The protesters, who had observer permits that require them to keep at least 10 meters from the sealers, were then approached by at least one sealer who was swinging a short stick with a hook, otherwise known as a gaff.
At one point, a snowmobile carrying two sealers hurtled towards the activists and swung away at the last moment.
A seal hunter (right) pushes a member of the International Fund for Animal Welfare on an ice floe in the Gulf of St. Lawrence Friday April 1, 2005. (AP PHOTO/CP, Jonathan Hayward)
A shoving match ensued, several shots were fired from the boat, and the protesters retreated to their choppers.
No one appeared to be hurt and the RCMP said they had yet to receive any complaints.
"It was scary," said Canadian Press photographer Johnathan Hayward, who witnessed the tense confrontation.
"There were single shots being fired when we first got there," Hayward said afterwards.
"And then there was a burst of gunshots, like four or five.

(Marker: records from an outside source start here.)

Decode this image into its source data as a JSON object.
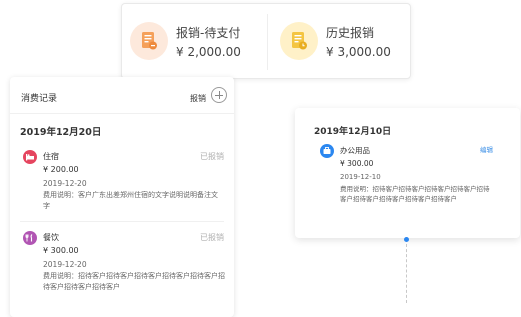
{
  "summary": {
    "pending": {
      "title": "报销-待支付",
      "amount": "¥ 2,000.00",
      "icon": "document-stamp-icon",
      "color": "#f5a05a"
    },
    "history": {
      "title": "历史报销",
      "amount": "¥ 3,000.00",
      "icon": "document-clock-icon",
      "color": "#f4c542"
    }
  },
  "records_panel": {
    "title": "消费记录",
    "reimburse_label": "报销",
    "date": "2019年12月20日",
    "items": [
      {
        "name": "住宿",
        "status": "已报销",
        "amount": "¥ 200.00",
        "date": "2019-12-20",
        "desc": "费用说明：客户广东出差郑州住宿的文字说明说明备注文字",
        "icon": "hotel-icon",
        "color": "#e5455f"
      },
      {
        "name": "餐饮",
        "status": "已报销",
        "amount": "¥ 300.00",
        "date": "2019-12-20",
        "desc": "费用说明：招待客户招待客户招待客户招待客户招待客户招待客户招待客户招待客户",
        "icon": "dining-icon",
        "color": "#b155b3"
      }
    ]
  },
  "detail_card": {
    "date": "2019年12月10日",
    "item": {
      "name": "办公用品",
      "action": "编辑",
      "amount": "¥ 300.00",
      "date": "2019-12-10",
      "desc": "费用说明：招待客户招待客户招待客户招待客户招待客户招待客户招待客户招待客户招待客户",
      "icon": "office-supplies-icon",
      "color": "#2b87f0"
    }
  }
}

I looked up and there was this gentleman walking towards us with a rifle."
The International Fund for Animal Welfare issued a statement saying the altercation was also captured on videotape by an Italian television crew.
The animal welfare group said the sealers involved were crew members from the Cape Ashley, a fishing boat based in Port aux Choix, Nfld.
"One of the sealers fired warning shots from a rifle as the group moved to 150 meters away and then again at 50 meters away," the statement said.
"As the group moved closer, still more than 10 meters away, a sealer rushed up to them and began threatening a member of IFAW with a large hook and physically pushing him around."
The statement went on to allege that another member of the boat's crew hit an IFAW member with hakapik, a spiked club used to kill seals.
"This is what our supporters give us money to do, so it's our responsibility to go out there and document what's going on," IFAW spokesman Chris Cutter said in an interview from Charlottetown. "We'll be out there until the hunt ends."
On Thursday, the captain of the protest ship Farley Mowat said he saw one sealer attack a member of his crew on the ice.
Paul Watson, head of the Sea Shepherd Conservation Society, said he filed a complaint but the RCMP responded by arresting several members of his crew.
Sgt. Dave Thibeau, a spokesman for the RCMP, said that was wrong.
In fact, officers with the federal Fisheries Department arrested 11 of Watson's colleagues for allegedly violating Fisheries regulations that prohibit protesters from getting too close to sealers.
Watson later issued a statement confirming 19 members of his crew approached the sealing vessel. But he insisted they remained one half nautical mile away, as required by the regulations in the group's permit.
Ten of the Sea Shepherd protesters appeared Friday in provincial court in Charlottetown to face charges under the Fisheries Act. They were released on the condition they refrain from leaving Watson's boat unless it is in port.
The sealer involved in Thursday's scuffle, Rendell Genge of Anchor Point, Nfld., admitted he punched a protester, but he insisted he had been jumped by four other men and was just defending himself.
Sealers in the Gulf have a catch limit this season of 90,000 seals. During the first three days of the week-long hunt, just over 34,000 seals were killed.
However, the weather Friday was good, with bright sunshine, little wind and temperatures well above freezing.
About 70 boats were involved in the hunt when it started Tuesday.
More hunters will converge on the ice floes off the north coast of Newfoundland on April 12.
This spring marks the last season for a three-year federal plan that allowed sealers to harvest a total of 975,000 seals. The total allowable catch remaining for 2005 is nearly 320,000.